En ce qui concerne la Commission européenne, qui garde son pouvoir d’initiative, son rôle de gardienne des traités, de contrôle et son rôle exécutif, Herwig Hofmann a indiqué qu’elle garderait selon toute vraisemblance un commissaire par Etat membre. En effet, comme il a fallu le préciser à la demande de l’audience, le traité prévoyait bien, à compter de 2014, une réduction du nombre de commissaires. Et un principe de rotation égal devait être appliqué. Pourtant, à la suite du "non" au premier référendum irlandais de juin 2008, un accord politique a été trouvé au cours du Conseil européen de juin 2009 afin de garantir aux Irlandais qu’ils conserveraient, entre autres, leur commissaire. Cette modification a été introduite à un protocole qui sera ratifié lors de la signature par tous les Etats membres d’un prochain traité d’adhésion à l’UE.
Le Parlement européen, du fait de la généralisation de la procédure de codécision, devient, selon les termes de Herwig Hofmann, "l’organe central représentant les citoyens".
Les parlements nationaux seront directement impliqués dans le processus de décision européen. Pour Ben Fayot, le principe est que les parlements nationaux ne doivent plus seulement transposer, mais bien avoir une influence dès le début du processus législatif.
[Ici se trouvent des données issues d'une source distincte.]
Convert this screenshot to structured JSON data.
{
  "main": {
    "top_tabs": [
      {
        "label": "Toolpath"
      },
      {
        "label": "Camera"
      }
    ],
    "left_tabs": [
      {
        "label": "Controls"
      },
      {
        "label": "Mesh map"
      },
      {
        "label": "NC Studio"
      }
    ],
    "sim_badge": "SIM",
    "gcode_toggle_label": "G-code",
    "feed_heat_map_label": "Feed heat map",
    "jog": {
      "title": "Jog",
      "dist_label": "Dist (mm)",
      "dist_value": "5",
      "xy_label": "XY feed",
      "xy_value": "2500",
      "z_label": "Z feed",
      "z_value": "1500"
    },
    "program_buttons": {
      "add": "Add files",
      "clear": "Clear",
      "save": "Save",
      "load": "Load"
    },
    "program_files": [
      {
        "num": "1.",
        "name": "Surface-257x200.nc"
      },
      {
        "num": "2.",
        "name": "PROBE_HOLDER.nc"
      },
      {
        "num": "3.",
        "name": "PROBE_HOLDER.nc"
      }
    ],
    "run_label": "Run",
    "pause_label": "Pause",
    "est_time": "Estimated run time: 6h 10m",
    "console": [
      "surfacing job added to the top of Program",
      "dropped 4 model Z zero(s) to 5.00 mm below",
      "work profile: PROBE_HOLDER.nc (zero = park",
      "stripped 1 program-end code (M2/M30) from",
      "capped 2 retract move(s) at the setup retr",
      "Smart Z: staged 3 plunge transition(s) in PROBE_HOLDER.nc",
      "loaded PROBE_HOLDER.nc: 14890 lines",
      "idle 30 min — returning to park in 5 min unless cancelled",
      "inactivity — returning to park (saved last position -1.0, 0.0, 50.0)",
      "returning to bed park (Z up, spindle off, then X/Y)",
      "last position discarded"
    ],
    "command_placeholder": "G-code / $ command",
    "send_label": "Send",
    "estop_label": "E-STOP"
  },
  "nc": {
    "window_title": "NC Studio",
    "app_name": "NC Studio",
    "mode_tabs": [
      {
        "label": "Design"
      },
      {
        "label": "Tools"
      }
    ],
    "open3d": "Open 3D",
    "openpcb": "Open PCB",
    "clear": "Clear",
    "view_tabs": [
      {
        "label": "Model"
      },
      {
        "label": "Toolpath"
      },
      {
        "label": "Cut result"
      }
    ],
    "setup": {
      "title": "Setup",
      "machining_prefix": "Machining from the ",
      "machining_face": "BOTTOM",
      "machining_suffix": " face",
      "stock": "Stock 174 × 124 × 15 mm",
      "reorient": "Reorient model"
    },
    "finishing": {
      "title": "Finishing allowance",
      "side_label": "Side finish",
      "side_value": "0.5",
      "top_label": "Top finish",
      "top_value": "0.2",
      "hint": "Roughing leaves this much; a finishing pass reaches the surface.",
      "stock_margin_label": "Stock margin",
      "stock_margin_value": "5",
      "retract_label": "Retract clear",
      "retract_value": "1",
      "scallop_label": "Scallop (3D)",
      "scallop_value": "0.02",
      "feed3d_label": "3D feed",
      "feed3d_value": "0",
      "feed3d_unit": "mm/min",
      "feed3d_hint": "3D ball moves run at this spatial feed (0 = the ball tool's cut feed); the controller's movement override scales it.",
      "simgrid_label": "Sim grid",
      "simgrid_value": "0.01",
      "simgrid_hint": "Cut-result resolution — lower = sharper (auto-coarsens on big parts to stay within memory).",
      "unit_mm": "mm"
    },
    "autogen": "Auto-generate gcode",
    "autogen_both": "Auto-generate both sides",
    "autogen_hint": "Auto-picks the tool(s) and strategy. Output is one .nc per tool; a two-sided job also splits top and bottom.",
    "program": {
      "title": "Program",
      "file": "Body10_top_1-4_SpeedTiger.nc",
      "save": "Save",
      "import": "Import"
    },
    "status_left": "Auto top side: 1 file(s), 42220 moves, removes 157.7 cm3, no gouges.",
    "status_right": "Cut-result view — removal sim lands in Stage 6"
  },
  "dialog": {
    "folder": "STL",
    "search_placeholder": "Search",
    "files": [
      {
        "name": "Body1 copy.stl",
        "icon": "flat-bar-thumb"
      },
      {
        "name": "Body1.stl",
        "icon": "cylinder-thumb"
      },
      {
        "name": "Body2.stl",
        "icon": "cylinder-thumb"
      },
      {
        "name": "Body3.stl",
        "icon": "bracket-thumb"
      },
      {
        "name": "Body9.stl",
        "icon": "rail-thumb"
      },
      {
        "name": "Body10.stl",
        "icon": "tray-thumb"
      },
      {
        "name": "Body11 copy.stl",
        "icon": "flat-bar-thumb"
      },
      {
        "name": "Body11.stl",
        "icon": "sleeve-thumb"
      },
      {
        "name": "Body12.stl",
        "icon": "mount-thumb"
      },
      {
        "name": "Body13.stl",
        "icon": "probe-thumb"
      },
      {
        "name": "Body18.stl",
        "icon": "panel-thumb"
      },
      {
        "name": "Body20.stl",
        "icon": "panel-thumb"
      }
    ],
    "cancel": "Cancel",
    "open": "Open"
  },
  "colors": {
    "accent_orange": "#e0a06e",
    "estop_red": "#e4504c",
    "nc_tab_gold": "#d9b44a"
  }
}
Ben Fayot, qui a souligné que le traité d’Amsterdam avait ouvert la voie en invitant les parlements nationaux à participer, a expliqué que le traité de Lisbonne précisait désormais comment les parlements nationaux devront intervenir. Ainsi par exemple, les parlements nationaux contrôleront le respect des principes de subsidiarité et de proportionnalité dans les propositions législatives européennes. Ainsi, la Commission européenne, qui, du fait de son pouvoir d’initiative, est souvent l’auteur de nouvelles propositions législatives, pourra être invitée à réexaminer un texte, si l’avis motivé qui lui est adressé représente au moins un tiers des voix attribuées aux parlements nationaux. Un mécanisme renforcé par le fait que si la proposition législative est contestée à la majorité simple, et que la Commission décide néanmoins de maintenir sa proposition, une procédure spécifique pourra être mise en œuvre.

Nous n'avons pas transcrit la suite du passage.